NEWS RELEASE, 10/22/98
Chlamydia genome sequenced for first time, revealing unusual biology, says UC Berkeley researcher
By Kathy Scalise, Public Affairs
BERKELEY -- University of California, Berkeley, researchers and their colleagues report in Science this week the first complete sequencing of the Chlamydia trachomatis genome.
This bacteria infects humans and causes both chlamydial genital tract infections, which are sexually transmitted, and trachoma, a leading cause of preventable blindness, said UC Berkeley Public Health Professor Richard Stephens, lead author on the Oct. 23 Science paper.
Stephens said sequencing of the Chlamydia genome revealed a wealth of knowledge about the poorly understood organism.
"We know more about Chlamydia from this one study than we knew before from 40 years of research," he said. "We found new targets on the surface that could help us develop a vaccine and we found new proteins that interact with the host and could help us with diagnostics."
While trachoma is more common in other parts of the world, chlamydial genital tract infections are the most commonly reported disease of any kind in the U.S., sexually transmitted or otherwise, Stephens said.
It is most often contracted in the U.S. by teenagers between the ages of 14 and 19. Though the disease is prevalent in both sexes, women suffer its most serious effects, including "chronic pelvic pain, ectopic pregnancy and involuntary sterilization," said Stephens.
Stephens said finding better ways to diagnose this disease, which the new findings could make possible, is important since such infections often show no symptoms before permanent damage occurs.
"From 60 to 70 percent of new chlamydial infections go undiagnosed in young women," he said. "It is a very significant disease agent in teenage girls."

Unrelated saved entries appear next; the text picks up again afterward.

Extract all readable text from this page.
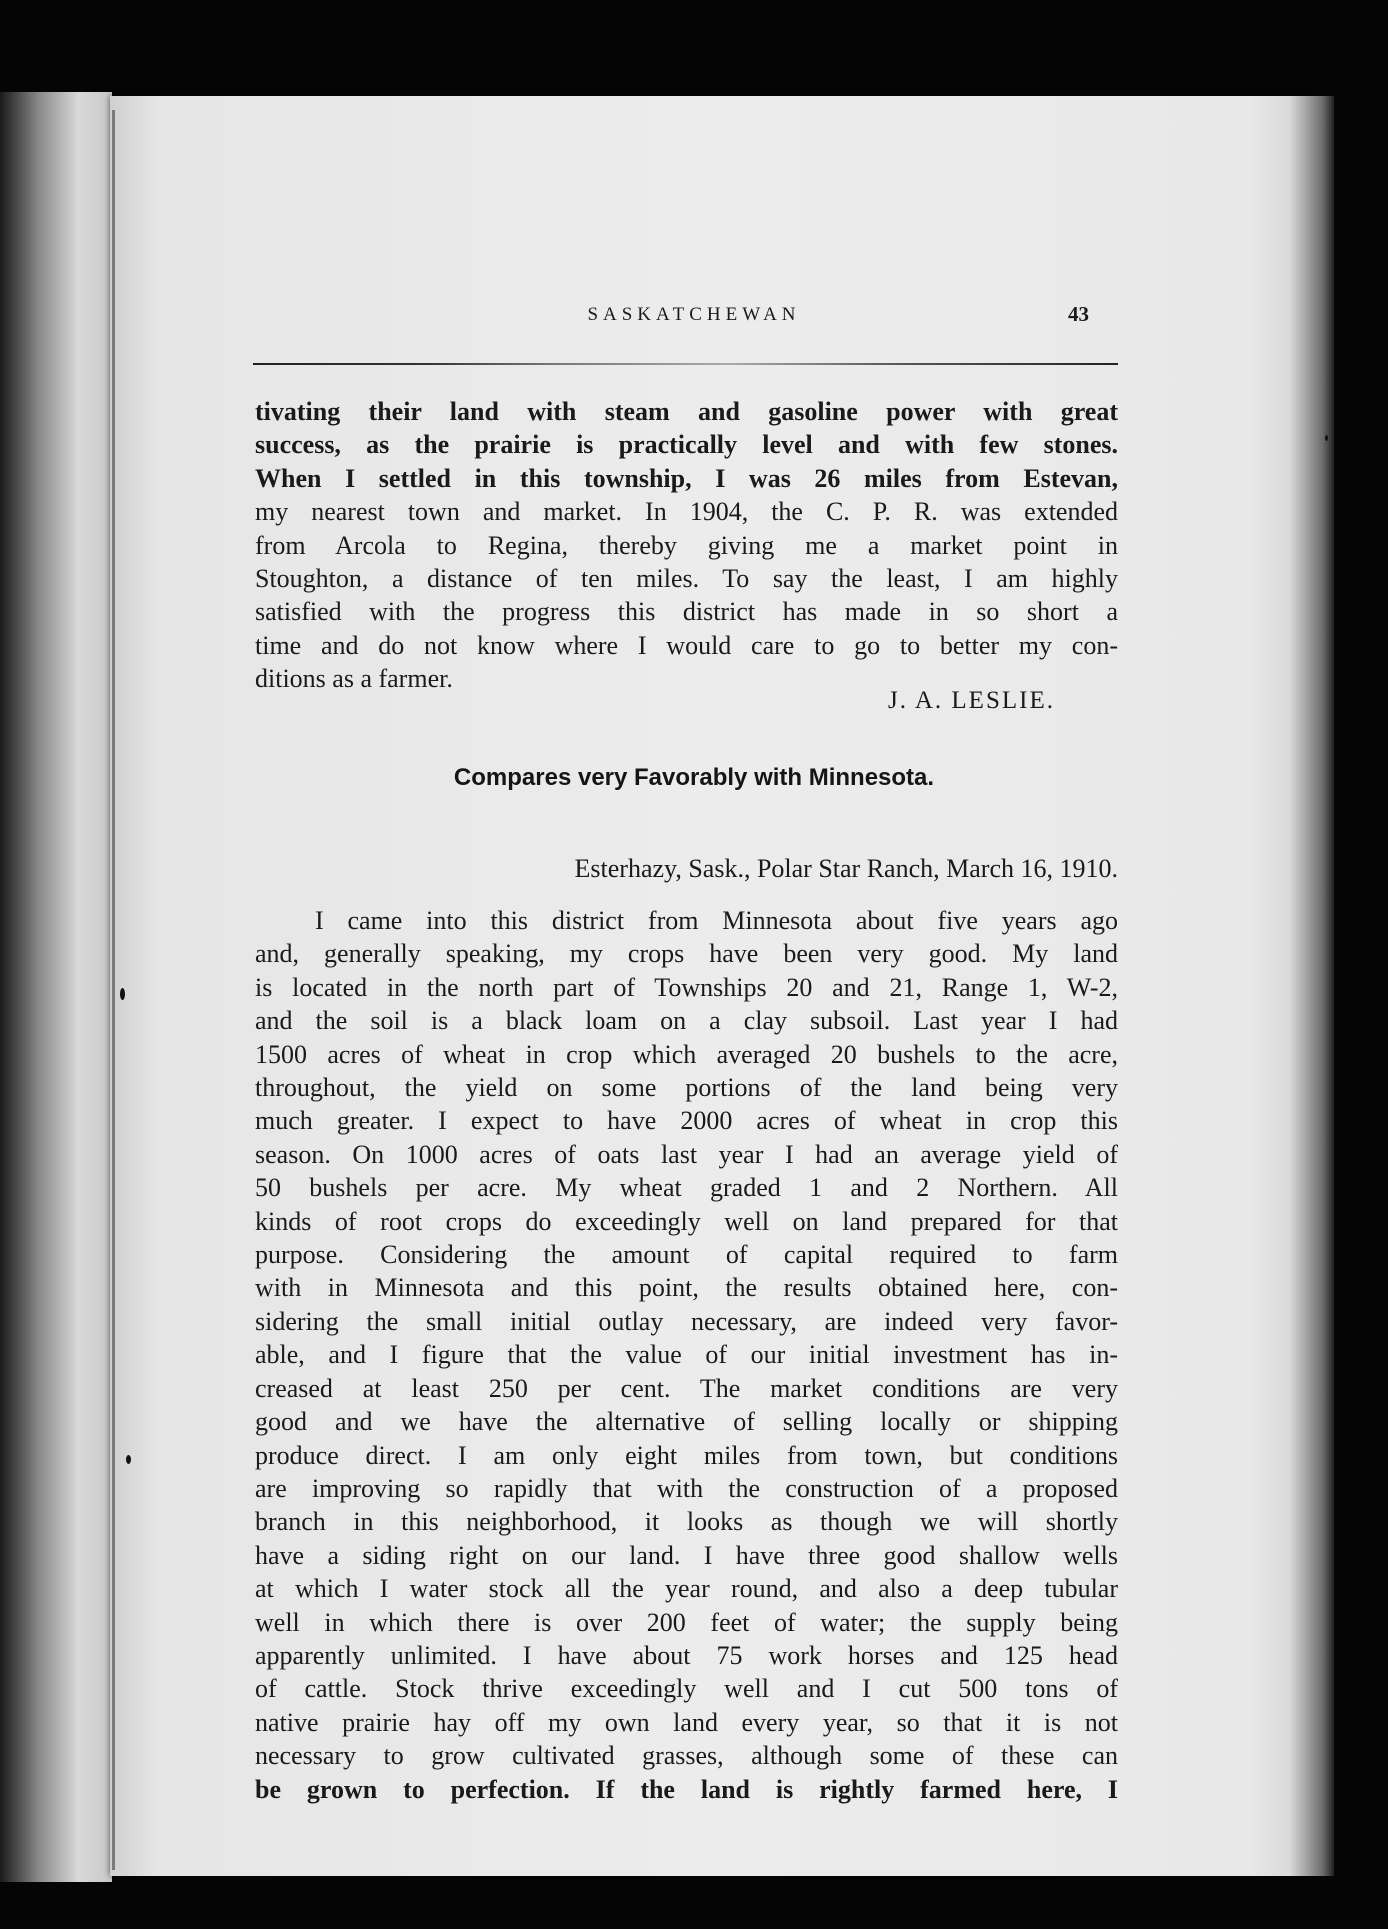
SASKATCHEWAN	43
tivating their land with steam and gasoline power with great
success, as the prairie is practically level and with few stones.
When I settled in this township, I was 26 miles from Estevan,
my nearest town and market. In 1904, the C. P. R. was extended
from Arcola to Regina, thereby giving me a market point in
Stoughton, a distance of ten miles. To say the least, I am highly
satisfied with the progress this district has made in so short a
time and do not know where I would care to go to better my con-
ditions as a farmer.
J. A. LESLIE.
Compares very Favorably with Minnesota.
Esterhazy, Sask., Polar Star Ranch, March 16, 1910.
I came into this district from Minnesota about five years ago
and, generally speaking, my crops have been very good. My land
is located in the north part of Townships 20 and 21, Range 1, W-2,
and the soil is a black loam on a clay subsoil. Last year I had
1500 acres of wheat in crop which averaged 20 bushels to the acre,
throughout, the yield on some portions of the land being very
much greater. I expect to have 2000 acres of wheat in crop this
season. On 1000 acres of oats last year I had an average yield of
50 bushels per acre. My wheat graded 1 and 2 Northern. All
kinds of root crops do exceedingly well on land prepared for that
purpose. Considering the amount of capital required to farm
with in Minnesota and this point, the results obtained here, con-
sidering the small initial outlay necessary, are indeed very favor-
able, and I figure that the value of our initial investment has in-
creased at least 250 per cent. The market conditions are very
good and we have the alternative of selling locally or shipping
produce direct. I am only eight miles from town, but conditions
are improving so rapidly that with the construction of a proposed
branch in this neighborhood, it looks as though we will shortly
have a siding right on our land. I have three good shallow wells
at which I water stock all the year round, and also a deep tubular
well in which there is over 200 feet of water; the supply being
apparently unlimited. I have about 75 work horses and 125 head
of cattle. Stock thrive exceedingly well and I cut 500 tons of
native prairie hay off my own land every year, so that it is not
necessary to grow cultivated grasses, although some of these can
be grown to perfection. If the land is rightly farmed here, I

Stephens said what was learned about how this organism operates "is just tremendous," he said. "I think for the scientific community studying Chlamydia, it's a huge advance."
Chlamydia trachomatis, as well as its variants in other species, is an unusual organism since it is not closely related, or phylogenetically similar, to other families of bacteria, Stephens said. It probably diverged from the rest long ago and has evolved along different lines.
"These are pathogens that have been in humans a long time," Stephens said.
Not much was previously known about the complex biology of C. trachomatis in part because it "only grows in human cells," said Stephens. "We had no methods of doing genetics with this organism."
Sequencing of the more than one-million base pairs in its genome revealed some unexpected biology.
For instance, though the organism lacks many biosynthetic capabilities, it can perform key steps and interconversions of metabolites from mammalian host cells, not previously suspected.
The research team also discovered an unusually large number of genes which appear to have descended not from prokaryotic ancestors - bacteria and blue-green algae - but from eukaryotes, which are more complex organisms such as plants and animals.
Stephens said this may be related to the pathogen's long evolutionary history with its various host cells.
"It is possible," said the report, "that the evolution of chlamydiae as intracellular parasites started with an opportunistic interaction with amoebal hosts," from which the bacteria acquired the 'plant-like' genes.
If this theory is correct, only later did the organism diverge into the major chlamydial genera and adapt to its various vertebrate hosts such humans, sheep and birds.
Besides Stephens, other researchers on the project included staff scientist Claudia Lammel and graduate student Wayne Mitchell of UC Berkeley's Program in Infectious Disease; Sue Kalman, Jun Fan, Rekha Marathe and Ronald W. Davis of the DNA Sequencing and Technology Center at Stanford University; L. Aravind, Roman L. Tatusov and Eugene V. Koonin of the National Center for Biotechnology Information at the National Library of Medicine, National Institutes of Health; and Lynn Olinger and Qixun Zhao of the Francis I. Proctor Foundation at UC San Francisco.
Their research was funded by the Sexually Transmitted Disease Branch of the National Institute for Allergy and Infectious Diseases.